Can an AI language model write an essay good enough to get a passing grade from a human college professor? The online college resource EduRef recently decided to find out with an experiment using the AI language model GPT-3.
“We hired a panel of professors to create a writing prompt, gave it to a group of recent grads and undergraduate-level writers, and fed it to GPT-3, and had the panel grade the anonymous submissions and complete a follow up survey for thoughts about the writers.”
How’d the AI do? Not great, not terrible.

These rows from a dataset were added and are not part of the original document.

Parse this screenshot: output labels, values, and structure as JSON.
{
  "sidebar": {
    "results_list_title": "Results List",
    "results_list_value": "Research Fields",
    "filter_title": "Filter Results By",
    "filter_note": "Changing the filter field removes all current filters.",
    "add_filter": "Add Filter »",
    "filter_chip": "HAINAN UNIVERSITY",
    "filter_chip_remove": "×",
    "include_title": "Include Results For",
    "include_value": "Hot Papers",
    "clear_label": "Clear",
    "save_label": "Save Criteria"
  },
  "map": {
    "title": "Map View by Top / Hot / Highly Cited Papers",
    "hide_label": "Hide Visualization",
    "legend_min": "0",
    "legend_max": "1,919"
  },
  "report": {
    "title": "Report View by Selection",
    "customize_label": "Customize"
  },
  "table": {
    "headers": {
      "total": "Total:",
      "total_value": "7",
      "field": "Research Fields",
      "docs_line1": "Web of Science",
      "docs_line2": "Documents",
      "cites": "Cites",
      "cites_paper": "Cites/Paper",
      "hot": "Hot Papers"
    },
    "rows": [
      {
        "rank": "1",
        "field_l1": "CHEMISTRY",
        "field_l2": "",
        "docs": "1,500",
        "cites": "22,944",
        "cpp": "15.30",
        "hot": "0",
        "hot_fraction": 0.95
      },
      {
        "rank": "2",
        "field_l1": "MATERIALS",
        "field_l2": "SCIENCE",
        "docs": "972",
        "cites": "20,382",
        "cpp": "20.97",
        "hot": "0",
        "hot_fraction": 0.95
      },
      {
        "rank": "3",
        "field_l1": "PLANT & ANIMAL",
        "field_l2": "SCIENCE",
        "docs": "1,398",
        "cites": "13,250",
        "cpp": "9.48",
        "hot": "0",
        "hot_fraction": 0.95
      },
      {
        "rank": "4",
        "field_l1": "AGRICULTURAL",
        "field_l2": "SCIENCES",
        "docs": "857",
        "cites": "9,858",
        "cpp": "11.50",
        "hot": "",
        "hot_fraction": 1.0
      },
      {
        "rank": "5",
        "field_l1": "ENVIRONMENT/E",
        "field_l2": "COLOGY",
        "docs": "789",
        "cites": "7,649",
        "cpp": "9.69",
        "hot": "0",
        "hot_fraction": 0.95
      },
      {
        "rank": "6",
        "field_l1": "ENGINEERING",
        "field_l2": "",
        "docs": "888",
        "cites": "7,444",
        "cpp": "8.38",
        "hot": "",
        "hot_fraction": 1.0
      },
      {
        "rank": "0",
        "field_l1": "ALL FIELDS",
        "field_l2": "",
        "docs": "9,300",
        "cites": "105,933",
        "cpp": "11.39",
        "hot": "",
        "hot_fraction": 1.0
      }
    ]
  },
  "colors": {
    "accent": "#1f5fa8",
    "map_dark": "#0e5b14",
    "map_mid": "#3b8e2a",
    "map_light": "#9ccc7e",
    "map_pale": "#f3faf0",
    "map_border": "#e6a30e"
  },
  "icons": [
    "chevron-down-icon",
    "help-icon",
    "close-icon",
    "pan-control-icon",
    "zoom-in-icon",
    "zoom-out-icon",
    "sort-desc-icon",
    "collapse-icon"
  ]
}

GPT-3 was tasked with writing papers on a number of topics, including research methods, U.S. history, law, and creative writing. While it scored a C or better in the first three topics, somewhat comparable to human participants, the AI failed outright at creative writing.
Some of the critiques of the AI’s work included “being vague, too blunt, and awkward.” In the case of creative writing, the grading professor commented that the paper contained “a lot of telling instead of showing,” and felt the anonymous “writer” didn’t make good use of the five senses. One critique mentioned a lack of citations:
Sounds human enough to me!
Limitations aside, the one thing GPT-3 really had going for it was raw speed. While it took human participants an average of three days to complete their papers, the AI finished each in 20 minutes or less. Creative writing, its worse subject, took the longest. According to EduRef, the GPT-3 output was also “lightly edited for length and repetition,” so it wasn’t a perfect experiment.
Their conclusion, for now, is that GPT-3 is a great leap toward the creation of AI-generated human-like content, but it still has a ways to go. However, they do point out that educators of the future may have to be wary of just who is writing those assignments, and whether or not a crafty AI may be lending their students a virtual hand.